Now we need to create an Arraylake repo, and authorize the virtual chunk container.

ic_repo = client.create_repo(
"earthmover/gefs-mirror",
description="NOAA data!",
metadata={"type": ["weather"]},
authorize_virtual_chunk_access={
"s3://noaa-gefs-retrospective/GEFSv12/reforecast/": "noaa-gefs",
}
)

(Recall that "s3://noaa-gefs-retrospective/GEFSv12/reforecast/" is the bucket prefix to which we want to authorize access, and noaa-gefs is the nickname of the bucket config we set up for that bucket.)

Create virtual references and commit them to Icechunk

We use the VirtualiZarr package to parse the netCDF file and commit the virtual references to Icechunk.

session = ic_repo.writable_session("main")

vds = vz.open_virtual_dataset(path, parser=vz.HDFParser())

vds.vz.to_icechunk(session.store)

session.commit("wrote some virtual references!")

See data in the web app

We should now be able to see the data that we ingested in the Arraylake web app.

Read the data back

Finally, we can now access the data we ingested! Users will still need to authorize at read-time by passing authorize_virtual_chunk_access.

import xarray as xr

ic_repo = client.get_repo(
"earthmover/gefs-mirror",
authorize_virtual_chunk_access={
"s3://noaa-gefs-retrospective/GEFSv12/reforecast/": "noaa-gefs",
}
)

session = ic_repo.readonly_session("main")

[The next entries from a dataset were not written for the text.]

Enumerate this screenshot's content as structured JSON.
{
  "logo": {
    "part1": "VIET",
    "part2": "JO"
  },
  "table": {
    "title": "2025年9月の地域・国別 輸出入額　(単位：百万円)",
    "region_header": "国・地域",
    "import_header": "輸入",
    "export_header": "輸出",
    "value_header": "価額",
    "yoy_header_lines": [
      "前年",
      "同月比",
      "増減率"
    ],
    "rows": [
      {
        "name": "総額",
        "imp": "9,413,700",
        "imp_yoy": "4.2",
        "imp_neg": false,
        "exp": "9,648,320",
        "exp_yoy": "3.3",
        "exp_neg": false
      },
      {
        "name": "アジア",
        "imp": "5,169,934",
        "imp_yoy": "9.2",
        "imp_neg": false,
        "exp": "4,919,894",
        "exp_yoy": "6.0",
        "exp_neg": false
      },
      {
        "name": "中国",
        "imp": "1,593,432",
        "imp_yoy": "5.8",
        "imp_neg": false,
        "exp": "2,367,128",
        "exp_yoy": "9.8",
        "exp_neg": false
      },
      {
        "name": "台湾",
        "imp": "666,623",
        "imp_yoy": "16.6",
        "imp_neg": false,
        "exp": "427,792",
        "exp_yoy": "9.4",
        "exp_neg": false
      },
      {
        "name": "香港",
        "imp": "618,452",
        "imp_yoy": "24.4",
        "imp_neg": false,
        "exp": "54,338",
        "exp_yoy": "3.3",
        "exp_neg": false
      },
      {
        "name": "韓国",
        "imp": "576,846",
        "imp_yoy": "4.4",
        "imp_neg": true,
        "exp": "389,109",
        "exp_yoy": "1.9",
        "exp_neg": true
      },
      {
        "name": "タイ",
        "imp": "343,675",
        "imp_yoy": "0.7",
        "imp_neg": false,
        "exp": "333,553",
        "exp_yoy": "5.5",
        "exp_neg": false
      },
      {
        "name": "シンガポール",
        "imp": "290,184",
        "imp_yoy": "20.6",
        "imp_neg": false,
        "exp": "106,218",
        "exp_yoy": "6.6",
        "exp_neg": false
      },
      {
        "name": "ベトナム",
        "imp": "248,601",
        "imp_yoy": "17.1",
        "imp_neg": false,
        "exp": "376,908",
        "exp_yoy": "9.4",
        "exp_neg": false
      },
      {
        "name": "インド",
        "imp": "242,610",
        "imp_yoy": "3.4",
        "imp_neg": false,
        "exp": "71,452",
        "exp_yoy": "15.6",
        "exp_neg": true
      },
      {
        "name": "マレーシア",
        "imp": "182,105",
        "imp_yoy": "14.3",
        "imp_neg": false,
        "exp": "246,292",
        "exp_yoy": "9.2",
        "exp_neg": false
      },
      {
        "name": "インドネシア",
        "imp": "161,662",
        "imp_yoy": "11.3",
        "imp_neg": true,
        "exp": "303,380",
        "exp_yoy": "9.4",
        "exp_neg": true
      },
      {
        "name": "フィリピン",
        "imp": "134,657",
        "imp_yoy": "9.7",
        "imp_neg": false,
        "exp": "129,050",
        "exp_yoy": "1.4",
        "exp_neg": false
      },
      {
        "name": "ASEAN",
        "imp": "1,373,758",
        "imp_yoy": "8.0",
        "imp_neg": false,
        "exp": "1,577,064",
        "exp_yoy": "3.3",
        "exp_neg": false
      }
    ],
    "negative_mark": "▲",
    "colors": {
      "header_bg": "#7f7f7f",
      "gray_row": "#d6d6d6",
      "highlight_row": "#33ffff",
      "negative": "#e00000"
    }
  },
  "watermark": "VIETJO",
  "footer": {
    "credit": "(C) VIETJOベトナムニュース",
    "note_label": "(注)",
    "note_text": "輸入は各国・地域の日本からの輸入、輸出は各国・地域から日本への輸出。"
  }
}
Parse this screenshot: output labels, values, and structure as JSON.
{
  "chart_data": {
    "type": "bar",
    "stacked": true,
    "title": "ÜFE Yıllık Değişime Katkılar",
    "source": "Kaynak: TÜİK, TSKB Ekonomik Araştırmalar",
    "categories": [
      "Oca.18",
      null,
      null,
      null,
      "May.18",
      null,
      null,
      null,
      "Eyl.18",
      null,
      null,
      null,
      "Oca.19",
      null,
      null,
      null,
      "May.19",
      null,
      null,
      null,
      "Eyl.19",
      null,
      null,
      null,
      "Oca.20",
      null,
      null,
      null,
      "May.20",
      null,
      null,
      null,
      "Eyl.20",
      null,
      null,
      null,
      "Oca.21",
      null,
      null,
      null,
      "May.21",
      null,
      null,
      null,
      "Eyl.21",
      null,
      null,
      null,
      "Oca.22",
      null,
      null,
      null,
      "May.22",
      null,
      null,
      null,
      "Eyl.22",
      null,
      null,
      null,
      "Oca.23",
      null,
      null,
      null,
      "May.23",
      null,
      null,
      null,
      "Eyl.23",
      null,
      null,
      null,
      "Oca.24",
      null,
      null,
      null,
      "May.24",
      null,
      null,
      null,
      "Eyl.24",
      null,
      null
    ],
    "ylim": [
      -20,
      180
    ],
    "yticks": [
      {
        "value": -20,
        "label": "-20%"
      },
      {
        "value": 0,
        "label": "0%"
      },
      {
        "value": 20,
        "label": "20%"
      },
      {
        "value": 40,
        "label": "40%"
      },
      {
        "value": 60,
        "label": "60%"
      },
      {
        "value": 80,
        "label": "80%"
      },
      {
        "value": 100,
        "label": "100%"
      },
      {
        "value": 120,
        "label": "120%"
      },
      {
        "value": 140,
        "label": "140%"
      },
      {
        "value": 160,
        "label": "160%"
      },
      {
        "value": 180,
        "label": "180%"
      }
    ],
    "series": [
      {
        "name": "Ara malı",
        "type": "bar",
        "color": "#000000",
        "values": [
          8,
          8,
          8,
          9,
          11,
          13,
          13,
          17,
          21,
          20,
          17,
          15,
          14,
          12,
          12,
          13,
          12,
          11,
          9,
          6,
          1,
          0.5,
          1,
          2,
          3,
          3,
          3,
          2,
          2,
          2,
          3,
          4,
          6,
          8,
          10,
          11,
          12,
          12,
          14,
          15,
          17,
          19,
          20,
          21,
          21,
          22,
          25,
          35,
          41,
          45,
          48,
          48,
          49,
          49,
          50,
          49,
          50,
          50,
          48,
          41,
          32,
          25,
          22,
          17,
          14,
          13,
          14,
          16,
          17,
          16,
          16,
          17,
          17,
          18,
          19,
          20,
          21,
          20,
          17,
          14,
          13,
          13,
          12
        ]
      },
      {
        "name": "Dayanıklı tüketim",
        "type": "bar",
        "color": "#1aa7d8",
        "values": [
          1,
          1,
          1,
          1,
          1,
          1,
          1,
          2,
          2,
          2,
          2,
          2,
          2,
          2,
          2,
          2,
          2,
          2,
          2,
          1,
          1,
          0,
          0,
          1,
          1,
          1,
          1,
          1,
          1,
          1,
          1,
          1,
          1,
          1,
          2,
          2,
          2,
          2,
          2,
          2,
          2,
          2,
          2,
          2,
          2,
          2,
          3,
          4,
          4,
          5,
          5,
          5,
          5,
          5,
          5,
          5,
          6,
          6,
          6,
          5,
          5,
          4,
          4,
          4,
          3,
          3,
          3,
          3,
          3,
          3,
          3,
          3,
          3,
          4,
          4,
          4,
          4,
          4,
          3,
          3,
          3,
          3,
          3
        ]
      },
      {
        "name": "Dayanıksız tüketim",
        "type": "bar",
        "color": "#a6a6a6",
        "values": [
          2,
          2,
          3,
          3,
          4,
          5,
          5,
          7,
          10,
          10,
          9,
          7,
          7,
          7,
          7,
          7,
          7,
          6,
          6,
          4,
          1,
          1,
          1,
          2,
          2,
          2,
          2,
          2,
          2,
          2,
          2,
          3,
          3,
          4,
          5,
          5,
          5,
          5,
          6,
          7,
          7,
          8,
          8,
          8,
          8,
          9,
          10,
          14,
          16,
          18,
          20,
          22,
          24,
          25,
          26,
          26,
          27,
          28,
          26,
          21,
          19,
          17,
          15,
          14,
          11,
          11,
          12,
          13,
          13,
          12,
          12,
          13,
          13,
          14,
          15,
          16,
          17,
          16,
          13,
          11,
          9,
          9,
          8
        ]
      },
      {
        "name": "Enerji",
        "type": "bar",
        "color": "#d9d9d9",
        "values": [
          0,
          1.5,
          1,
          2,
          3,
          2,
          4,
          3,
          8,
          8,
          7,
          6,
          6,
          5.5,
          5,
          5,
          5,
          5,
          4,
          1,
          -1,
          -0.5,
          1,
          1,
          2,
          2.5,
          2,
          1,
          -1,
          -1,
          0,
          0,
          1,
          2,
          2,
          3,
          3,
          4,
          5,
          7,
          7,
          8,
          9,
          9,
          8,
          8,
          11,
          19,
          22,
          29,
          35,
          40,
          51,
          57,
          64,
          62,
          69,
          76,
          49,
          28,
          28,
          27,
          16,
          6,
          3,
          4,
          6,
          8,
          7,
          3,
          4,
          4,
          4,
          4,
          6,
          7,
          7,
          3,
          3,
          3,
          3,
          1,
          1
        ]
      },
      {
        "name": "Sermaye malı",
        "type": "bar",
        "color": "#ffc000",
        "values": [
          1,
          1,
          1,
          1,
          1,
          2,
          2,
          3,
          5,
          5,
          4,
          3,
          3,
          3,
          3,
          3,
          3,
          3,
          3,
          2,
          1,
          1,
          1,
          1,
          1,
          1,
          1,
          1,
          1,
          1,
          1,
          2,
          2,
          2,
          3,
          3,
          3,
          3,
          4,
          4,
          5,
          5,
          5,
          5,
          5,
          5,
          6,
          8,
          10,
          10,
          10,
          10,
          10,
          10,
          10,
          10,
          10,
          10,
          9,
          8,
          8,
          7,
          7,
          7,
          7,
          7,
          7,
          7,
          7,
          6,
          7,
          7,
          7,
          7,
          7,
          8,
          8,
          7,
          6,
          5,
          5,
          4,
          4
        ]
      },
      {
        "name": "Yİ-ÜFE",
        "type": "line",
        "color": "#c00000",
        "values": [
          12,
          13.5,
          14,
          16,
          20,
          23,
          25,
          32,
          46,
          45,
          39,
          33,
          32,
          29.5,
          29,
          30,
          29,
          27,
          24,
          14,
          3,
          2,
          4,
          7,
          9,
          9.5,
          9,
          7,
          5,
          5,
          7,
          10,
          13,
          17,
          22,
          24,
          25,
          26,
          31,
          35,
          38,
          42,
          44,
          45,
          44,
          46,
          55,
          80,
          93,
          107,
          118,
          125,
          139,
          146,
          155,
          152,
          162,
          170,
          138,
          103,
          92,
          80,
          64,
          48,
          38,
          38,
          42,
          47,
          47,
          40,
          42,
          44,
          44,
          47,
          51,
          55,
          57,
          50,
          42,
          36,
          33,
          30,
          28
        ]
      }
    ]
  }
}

ds = xr.open_zarr(session.store)
ds["some_variable"].plot()

Advanced ingestion

More complicated virtual data ingestion tasks are possible, including:

  • Concatenating references to multiple files before ingestion,
  • Appending to existing datasets along a specific dimension (e.g. time),
  • Ingesting other data formats.

For information about such workflows, please see the Icechunk documentation on Virtual Datasets and the VirtualiZarr documentation.